Yeah these forums are very worthwhile, so thanks.

PostPosted: Mon Dec 06, 2004 7:49 pm
by 76-1094931106
I know this is an older thread but I just "discovered" it and found it very interesting!

I was always serious about music and my piano lessons... so people would always ask me if I planned on becoming a piano teacher. I always told them there was no way! I didn't think I wanted to at all... I would prefer to perform or even pursue a different career.

Then, when I was 15 years old, one of our close family friends asked me if I would teach her youngest daughter piano. I figured I would because it shouldn't be too hard to get a beginner started... plus I knew her well and it would be a way of earning extra money. Well, word gets around... soon I had 6 students. Then we moved to a small town and I didn't advertise at all but some people I was acquainted with found out about my music background and soon I was teaching their kids.

I found I enjoyed teaching piano but at the time it was difficult to teach in my home because my family was always around and there was no privacy. So, on a whim, I decided to call some local schools to find out if they happened to have a piano I could use after school. Every school I tried said no... I was about to give up but there was just one elementary school left... so I decided to try calling. The principal was thrilled with the idea and let me use the piano and a classroom as much as I needed... he also put an ad in the school newsletter for me.

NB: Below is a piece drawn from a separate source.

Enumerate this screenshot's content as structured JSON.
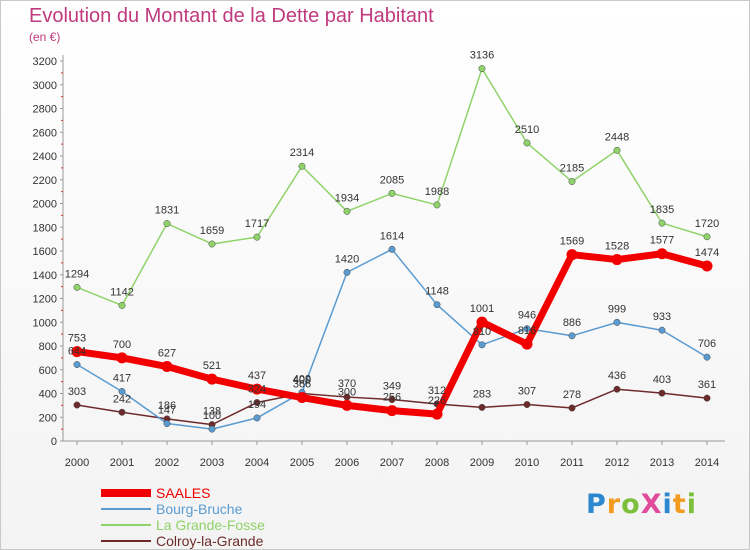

The afternoon the newsletter went out I got about 20 calls.... that was enough for me to quit my fast food job that week and pursue teaching!

Now, I've been teaching for quite a few years and I still teach at lunch breaks and after school on most days at the elementary school. The days I'm not at the school I'm busy teaching at home.... this year I haven't had to advertise at all.... it all just happens by word of mouth! That seems to be how most people really get started!

I absolutely love this job and all the kids I get to teach!!